Askeri Yargıtay Daireler Kurulu: 24.06.2004-109/101
- Askeri Ceza Kanunu 46. Madde
- Korku ve İhtiyari Sarhoşluğun Cezaya Tesiri
Sanığa verilen “nizamiyeye kayıt yaptırmaksızın askeri araçla dışarıdan alkollü içki alma” emrinin, askeri hizmetle hiçbir ilgisinin bulunmadığı ve askeri suç maksadıyla verilmiş olduğu açıktır.

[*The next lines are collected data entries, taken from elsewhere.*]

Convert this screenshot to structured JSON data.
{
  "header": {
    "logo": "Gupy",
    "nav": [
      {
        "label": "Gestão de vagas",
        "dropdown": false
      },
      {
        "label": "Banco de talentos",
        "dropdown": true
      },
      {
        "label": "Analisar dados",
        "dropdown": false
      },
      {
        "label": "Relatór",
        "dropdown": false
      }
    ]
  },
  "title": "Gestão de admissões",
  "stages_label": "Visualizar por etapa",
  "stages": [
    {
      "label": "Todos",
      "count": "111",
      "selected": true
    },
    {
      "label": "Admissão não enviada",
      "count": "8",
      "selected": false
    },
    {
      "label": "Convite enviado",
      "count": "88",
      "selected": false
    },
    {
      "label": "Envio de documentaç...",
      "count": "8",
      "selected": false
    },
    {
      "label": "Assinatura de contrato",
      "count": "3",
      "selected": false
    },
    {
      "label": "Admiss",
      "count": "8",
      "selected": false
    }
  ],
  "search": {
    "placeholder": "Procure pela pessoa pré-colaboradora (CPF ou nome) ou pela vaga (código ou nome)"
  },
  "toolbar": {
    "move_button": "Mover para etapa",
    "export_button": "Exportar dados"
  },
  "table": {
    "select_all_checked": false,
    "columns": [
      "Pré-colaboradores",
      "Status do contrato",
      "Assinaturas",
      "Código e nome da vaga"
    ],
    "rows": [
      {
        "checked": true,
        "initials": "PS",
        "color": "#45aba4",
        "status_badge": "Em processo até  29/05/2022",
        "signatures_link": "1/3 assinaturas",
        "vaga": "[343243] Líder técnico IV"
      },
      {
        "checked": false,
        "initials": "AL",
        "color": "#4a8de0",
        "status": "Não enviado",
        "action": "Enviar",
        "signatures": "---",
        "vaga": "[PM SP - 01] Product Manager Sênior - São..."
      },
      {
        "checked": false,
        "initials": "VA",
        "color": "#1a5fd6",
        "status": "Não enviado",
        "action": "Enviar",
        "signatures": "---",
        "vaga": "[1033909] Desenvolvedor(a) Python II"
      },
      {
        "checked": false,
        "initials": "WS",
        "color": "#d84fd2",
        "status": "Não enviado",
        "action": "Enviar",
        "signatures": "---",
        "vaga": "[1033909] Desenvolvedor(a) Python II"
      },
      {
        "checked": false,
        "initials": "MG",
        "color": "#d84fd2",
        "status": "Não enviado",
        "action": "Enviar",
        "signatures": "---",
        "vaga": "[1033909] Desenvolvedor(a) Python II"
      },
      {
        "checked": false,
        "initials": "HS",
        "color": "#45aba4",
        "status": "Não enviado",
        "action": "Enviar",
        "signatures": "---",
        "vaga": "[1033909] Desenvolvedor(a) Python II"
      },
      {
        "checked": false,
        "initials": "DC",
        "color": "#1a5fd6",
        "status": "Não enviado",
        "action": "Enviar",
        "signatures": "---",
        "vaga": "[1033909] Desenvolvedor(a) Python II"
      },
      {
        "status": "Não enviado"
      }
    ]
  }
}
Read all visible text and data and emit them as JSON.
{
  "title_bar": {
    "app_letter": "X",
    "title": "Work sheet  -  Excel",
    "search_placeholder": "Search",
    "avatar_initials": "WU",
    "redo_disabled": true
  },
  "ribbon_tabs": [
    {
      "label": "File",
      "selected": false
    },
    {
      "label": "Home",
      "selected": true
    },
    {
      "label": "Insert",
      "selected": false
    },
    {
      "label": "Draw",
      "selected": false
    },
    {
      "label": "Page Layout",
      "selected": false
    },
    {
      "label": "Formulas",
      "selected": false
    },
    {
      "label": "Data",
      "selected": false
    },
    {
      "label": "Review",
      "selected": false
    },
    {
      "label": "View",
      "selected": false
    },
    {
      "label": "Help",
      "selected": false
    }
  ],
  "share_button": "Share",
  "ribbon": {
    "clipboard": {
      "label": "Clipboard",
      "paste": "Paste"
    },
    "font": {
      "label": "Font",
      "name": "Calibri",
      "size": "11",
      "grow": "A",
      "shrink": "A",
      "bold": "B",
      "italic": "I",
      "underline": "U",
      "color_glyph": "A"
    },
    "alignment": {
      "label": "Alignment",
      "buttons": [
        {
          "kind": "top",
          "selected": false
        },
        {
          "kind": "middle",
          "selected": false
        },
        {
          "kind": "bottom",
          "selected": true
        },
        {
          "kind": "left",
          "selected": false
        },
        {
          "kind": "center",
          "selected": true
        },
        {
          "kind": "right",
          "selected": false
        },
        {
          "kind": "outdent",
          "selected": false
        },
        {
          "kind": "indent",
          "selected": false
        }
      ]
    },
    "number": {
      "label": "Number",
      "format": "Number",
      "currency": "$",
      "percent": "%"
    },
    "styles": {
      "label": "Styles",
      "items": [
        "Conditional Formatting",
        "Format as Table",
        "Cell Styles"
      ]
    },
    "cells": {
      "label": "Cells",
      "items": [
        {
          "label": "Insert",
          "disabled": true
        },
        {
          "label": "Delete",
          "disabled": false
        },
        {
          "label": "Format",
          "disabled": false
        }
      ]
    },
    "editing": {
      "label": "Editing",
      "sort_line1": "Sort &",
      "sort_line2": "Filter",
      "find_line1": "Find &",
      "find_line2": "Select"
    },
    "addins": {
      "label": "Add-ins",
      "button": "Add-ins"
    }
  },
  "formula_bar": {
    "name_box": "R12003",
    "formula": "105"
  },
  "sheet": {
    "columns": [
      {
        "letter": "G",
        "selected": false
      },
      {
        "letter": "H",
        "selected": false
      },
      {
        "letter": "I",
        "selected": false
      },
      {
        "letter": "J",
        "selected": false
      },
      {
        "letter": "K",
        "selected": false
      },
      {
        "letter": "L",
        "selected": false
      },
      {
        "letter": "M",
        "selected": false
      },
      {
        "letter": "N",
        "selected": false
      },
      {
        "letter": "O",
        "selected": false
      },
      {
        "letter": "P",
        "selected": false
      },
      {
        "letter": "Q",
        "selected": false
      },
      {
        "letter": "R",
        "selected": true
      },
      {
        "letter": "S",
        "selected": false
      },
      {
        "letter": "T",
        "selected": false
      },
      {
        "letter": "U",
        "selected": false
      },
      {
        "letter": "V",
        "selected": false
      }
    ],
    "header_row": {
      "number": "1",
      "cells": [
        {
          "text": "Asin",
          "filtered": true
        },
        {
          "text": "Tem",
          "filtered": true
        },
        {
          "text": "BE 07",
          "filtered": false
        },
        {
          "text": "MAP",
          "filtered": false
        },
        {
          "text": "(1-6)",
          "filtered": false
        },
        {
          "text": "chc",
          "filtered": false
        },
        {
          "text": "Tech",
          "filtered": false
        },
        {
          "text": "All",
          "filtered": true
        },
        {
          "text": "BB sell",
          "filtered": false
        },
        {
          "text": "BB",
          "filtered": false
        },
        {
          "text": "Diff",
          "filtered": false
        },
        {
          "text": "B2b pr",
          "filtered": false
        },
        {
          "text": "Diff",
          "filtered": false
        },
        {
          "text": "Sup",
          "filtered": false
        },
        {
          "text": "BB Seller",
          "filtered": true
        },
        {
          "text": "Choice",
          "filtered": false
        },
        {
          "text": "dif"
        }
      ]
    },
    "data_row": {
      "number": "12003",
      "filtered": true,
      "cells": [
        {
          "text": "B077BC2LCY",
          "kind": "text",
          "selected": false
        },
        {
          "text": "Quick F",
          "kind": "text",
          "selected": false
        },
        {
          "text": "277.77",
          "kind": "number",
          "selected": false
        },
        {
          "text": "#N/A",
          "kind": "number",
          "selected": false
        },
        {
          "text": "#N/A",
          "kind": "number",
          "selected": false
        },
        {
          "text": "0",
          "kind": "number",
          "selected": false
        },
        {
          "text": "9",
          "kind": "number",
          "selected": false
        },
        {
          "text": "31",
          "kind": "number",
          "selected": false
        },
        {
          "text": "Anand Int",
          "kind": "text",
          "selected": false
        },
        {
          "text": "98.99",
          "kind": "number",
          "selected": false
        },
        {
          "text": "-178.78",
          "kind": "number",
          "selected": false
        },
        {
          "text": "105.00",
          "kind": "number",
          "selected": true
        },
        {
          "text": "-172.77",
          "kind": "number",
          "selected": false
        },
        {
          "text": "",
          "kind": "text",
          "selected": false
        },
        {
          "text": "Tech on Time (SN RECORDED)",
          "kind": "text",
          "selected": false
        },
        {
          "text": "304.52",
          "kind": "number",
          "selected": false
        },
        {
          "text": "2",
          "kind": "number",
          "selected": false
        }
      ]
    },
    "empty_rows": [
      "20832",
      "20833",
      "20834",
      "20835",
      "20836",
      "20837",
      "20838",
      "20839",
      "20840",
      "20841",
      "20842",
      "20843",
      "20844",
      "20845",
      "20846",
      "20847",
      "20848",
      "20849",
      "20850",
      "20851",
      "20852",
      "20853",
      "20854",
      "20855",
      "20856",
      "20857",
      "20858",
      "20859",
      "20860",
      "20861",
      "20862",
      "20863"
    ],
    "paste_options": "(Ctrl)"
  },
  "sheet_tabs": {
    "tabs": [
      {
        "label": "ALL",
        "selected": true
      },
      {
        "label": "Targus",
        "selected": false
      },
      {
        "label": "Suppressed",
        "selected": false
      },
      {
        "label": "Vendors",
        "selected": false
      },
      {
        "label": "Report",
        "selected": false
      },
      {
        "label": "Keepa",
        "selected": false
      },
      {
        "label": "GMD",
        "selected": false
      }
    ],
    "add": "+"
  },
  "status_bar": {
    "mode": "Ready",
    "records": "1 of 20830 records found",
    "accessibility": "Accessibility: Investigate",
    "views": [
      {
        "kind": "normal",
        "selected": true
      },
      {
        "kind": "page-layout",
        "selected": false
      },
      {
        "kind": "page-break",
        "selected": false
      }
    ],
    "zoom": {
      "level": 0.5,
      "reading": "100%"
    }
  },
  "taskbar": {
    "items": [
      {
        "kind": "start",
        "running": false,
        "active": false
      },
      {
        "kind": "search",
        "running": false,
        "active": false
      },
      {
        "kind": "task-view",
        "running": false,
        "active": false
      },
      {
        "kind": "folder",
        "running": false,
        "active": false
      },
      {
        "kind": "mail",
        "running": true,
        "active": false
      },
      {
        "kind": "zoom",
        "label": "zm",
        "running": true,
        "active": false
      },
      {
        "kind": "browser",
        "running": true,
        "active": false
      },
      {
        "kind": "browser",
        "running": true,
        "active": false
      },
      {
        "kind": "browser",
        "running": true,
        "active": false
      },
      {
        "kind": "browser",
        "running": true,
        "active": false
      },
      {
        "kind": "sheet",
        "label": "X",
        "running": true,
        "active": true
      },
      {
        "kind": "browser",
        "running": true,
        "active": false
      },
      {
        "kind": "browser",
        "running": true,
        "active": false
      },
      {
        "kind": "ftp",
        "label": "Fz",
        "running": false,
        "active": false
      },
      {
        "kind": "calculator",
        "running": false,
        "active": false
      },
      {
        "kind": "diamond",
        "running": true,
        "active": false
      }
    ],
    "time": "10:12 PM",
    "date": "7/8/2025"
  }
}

Sanık hazırlık ifadesinde: “Emre karşı gelmemek için yapmak zorunda kaldım” cümlesini kullanmış, sorgusunda, Nöbetçi Astsubayından çekindiğini ve isteğini yerine getirmemesi halinde olumsuz bir durumla karşılaşma ihtimalini dile getirmeye çalışmıştır. Ancak, AsCK 46/1.maddesi: “1.Vazife ve hizmette şahsi tehlike korkusu cezayı hafifletme…” şeklindedir. Bu nedenle sanığı, Nöbetçi Astsubayın istediğini yapmaya iten sübjektif sebeplerin, hukuken bir öneminin bulunmadığı ortadır.